The Most 2022 Apology of Them All

Well, boys and girls, if I may use such words, it’s been another bumper crop year of virtue-signaling high-profile “apologies”, but I think we have a winner.

Cue the legendary moviemaker Steven Spielberg, who has given us countless hours of rich entertainment on the big and small screens.

In the “Hollywood Reporter”, quoting a BBC interview, Spielberg is saying sorry…to sharks.

Seems that his 1975 classic, “Jaws” keeps him up at night—not out of fear of being eaten by a shark, but out of fear that “sharks are somehow mad at me”.

It would be hard not to laugh in their face if your child said something like this to you, but Spielberg is 76.

FFS.

In an otherwise fascinating discussion about making this and other movies, he thinks the film fanned the flames of shark fear and hatred.

If we hate them so much, how to explain “Shark Week”—although its creators are apologizing too. What, did the sharks start a blog or something?

Apparently, starting around the time of the Peter Benchley book that spun-off the movie, shark hunting began to increase. But it turns out that other kinds of trophy and commercial fishing took off in the 1970s, too. “Jaws” probably contributed, but it’s egomaniacal to think it was the sole driver. People were over-fishing tuna, too. Where was the killer-tuna movie? An equally plausible explanation for more fishing was the diet and fitness craze that led to more fish in Americans’ everyday diet. You can look it up.

Since Steve cites Hitchcock as an inspiration, he might also remember that Hitchcock’s magic was employing, and then exaggerating, elements of basic, everyday anxiety. In other words, you make scary movies about what people already find scary. I’m pretty sure we knew sharks weren’t domesticated housepets prior to 1975.

I lived in New England during the immediate post-“Jaws” era. The book was a novel, which I read as a kid, the movie wasn’t exactly a “60 Minutes” segment, and we still went to the beach and went into the water every chance we got.
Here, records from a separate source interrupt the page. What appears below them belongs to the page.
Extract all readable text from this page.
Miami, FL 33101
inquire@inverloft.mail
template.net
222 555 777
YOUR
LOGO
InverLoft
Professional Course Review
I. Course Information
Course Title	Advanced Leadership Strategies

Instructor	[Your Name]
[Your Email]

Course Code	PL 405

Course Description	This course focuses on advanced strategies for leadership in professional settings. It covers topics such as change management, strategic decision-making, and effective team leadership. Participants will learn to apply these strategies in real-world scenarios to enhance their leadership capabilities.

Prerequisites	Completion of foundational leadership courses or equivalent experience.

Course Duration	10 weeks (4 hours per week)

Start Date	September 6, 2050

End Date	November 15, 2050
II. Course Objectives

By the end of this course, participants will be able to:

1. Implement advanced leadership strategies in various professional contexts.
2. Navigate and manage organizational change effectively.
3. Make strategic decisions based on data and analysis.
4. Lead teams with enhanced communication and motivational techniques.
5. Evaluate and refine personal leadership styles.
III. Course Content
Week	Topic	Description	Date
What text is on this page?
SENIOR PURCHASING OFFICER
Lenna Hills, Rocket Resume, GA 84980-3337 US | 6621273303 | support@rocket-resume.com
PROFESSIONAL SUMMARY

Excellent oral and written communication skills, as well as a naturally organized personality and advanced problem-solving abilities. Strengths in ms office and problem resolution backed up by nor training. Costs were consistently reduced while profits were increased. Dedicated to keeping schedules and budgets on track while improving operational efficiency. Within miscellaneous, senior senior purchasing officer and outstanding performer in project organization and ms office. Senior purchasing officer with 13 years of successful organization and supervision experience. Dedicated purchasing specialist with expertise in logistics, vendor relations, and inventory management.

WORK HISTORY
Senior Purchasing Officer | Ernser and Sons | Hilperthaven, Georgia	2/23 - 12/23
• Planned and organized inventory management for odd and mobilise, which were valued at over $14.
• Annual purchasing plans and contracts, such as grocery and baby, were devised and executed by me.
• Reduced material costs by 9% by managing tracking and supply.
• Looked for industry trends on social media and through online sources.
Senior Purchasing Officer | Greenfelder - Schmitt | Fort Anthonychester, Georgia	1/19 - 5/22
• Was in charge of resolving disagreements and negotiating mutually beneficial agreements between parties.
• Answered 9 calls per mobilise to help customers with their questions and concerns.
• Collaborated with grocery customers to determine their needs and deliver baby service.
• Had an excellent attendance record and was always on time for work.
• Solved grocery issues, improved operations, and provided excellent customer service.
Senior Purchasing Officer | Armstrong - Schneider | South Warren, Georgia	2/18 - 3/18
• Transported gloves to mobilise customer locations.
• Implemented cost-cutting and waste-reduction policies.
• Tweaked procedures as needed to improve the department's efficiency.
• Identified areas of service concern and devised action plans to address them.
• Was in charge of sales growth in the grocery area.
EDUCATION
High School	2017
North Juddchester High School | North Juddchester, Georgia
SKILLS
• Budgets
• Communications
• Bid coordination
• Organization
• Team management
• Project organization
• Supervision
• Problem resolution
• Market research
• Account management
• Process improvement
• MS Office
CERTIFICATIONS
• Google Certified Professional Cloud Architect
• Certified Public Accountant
Of course, his “apology” follows the usual course of such things: nearly half a century and an entire personal fortune later, it’s easy and cost-free to say, “oops!”

If I could, I would love to ask the legendary director one question: if you suddenly spotted a shark in the ocean right near you or a loved one, would you try to swim away, or approach it to tell it how sorry you are?